Automating grading might seem straightforward, but the complexity of handwritten math introduces real limitations for AI. “There’s the accuracy issue. AI isn’t perfect, so we built a human-in-the-loop system. If the AI isn’t confident—like with messy handwriting—it flags it for the teacher to review and approve or reject.”
Here, the human role isn’t just ornamental. The system explicitly identifies its own uncertainty and routes those cases to a human. “For us it’s about accuracy. There will always be edge cases—maybe 1–3%—where AI struggles, so a human needs to step in.”
This approach reframes human-in-the-loop as a mechanism for quality control. But Gupta pushes further: “At its core, AI isn’t 100% accurate—it can hallucinate or produce wrong outputs. Human-in-the-loop acts as the final quality check before results reach the end user. It’s also about responsibility. Someone has to be accountable for the output, and right now that still has to be a human.”

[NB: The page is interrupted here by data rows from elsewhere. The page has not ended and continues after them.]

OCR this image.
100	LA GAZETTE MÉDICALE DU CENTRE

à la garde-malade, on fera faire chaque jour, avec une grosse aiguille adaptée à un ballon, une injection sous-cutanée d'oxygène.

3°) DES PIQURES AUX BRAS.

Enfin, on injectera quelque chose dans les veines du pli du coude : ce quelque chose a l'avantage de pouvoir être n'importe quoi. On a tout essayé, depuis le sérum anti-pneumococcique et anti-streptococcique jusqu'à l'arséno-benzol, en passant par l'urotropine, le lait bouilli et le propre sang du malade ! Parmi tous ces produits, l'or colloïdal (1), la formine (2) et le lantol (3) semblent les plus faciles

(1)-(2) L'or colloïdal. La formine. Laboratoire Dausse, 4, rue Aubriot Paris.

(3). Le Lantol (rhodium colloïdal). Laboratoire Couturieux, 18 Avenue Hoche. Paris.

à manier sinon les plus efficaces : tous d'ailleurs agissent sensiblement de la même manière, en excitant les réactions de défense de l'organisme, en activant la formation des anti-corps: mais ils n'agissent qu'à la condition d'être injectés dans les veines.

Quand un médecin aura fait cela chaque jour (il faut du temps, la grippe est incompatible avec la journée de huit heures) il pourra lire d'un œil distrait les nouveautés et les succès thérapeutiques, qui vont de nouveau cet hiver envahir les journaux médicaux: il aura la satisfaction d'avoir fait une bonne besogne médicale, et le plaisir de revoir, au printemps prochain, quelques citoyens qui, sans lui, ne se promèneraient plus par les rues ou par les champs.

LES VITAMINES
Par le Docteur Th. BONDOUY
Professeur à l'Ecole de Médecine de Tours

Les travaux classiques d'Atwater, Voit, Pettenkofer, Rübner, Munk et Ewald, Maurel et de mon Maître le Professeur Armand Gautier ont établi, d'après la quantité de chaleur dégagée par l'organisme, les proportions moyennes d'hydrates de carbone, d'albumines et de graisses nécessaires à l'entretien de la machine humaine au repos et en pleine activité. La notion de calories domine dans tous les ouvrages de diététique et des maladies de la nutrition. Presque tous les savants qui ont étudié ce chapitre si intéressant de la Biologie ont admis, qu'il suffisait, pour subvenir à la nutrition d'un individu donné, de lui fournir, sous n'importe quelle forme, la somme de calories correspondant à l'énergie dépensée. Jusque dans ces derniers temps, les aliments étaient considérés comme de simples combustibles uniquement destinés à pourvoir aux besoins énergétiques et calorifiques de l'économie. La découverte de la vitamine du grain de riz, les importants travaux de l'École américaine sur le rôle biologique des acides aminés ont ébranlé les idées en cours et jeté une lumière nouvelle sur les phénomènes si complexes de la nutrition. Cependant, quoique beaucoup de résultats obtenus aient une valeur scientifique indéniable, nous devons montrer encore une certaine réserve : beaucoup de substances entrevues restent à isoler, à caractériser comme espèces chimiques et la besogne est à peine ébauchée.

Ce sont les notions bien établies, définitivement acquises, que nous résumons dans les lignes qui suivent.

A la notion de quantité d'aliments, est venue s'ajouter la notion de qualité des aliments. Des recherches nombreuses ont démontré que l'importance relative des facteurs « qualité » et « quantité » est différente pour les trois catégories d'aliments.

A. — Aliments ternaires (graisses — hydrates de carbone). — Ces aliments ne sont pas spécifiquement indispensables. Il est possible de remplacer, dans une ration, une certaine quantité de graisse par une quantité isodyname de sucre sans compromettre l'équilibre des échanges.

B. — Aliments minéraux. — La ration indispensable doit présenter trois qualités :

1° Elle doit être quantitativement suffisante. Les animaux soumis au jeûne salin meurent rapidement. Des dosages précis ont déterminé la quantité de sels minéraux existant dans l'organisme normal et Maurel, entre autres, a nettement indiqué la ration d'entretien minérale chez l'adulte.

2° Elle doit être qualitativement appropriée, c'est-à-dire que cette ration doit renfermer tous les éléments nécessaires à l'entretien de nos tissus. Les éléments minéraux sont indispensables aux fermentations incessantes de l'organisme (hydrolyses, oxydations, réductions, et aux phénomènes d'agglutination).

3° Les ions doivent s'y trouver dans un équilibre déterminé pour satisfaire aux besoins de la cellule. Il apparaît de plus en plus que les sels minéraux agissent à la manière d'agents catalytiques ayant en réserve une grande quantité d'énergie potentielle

Importantly, the human role also preserves something less quantifiable: the relational aspect of teaching. “It’s also about preserving the human side of teaching. Teachers have different styles, so we let them customise how feedback is delivered”
Redefining Human-in-the-loop
The phrase “human in the loop” carries a reassuring simplicity. It suggests that no matter how advanced our systems become, a human remains in control and we aren’t simply “ghosts in the machine”. But as startups increasingly deploy AI in high-stakes environments, that reassurance demands scrutiny.
The deeper issue is design. If a system’s risks are poorly understood or intentionally minimized, inserting a human at the end does little to correct foundational flaws. Crucially, it also means defining the role of the human not as a fallback, but as an integral part of the system’s operation. A human in the loop shouldn’t merely approve the outcome. Startups should seek to empower their staff to shape them, challenge them, and, when necessary, override them with authority.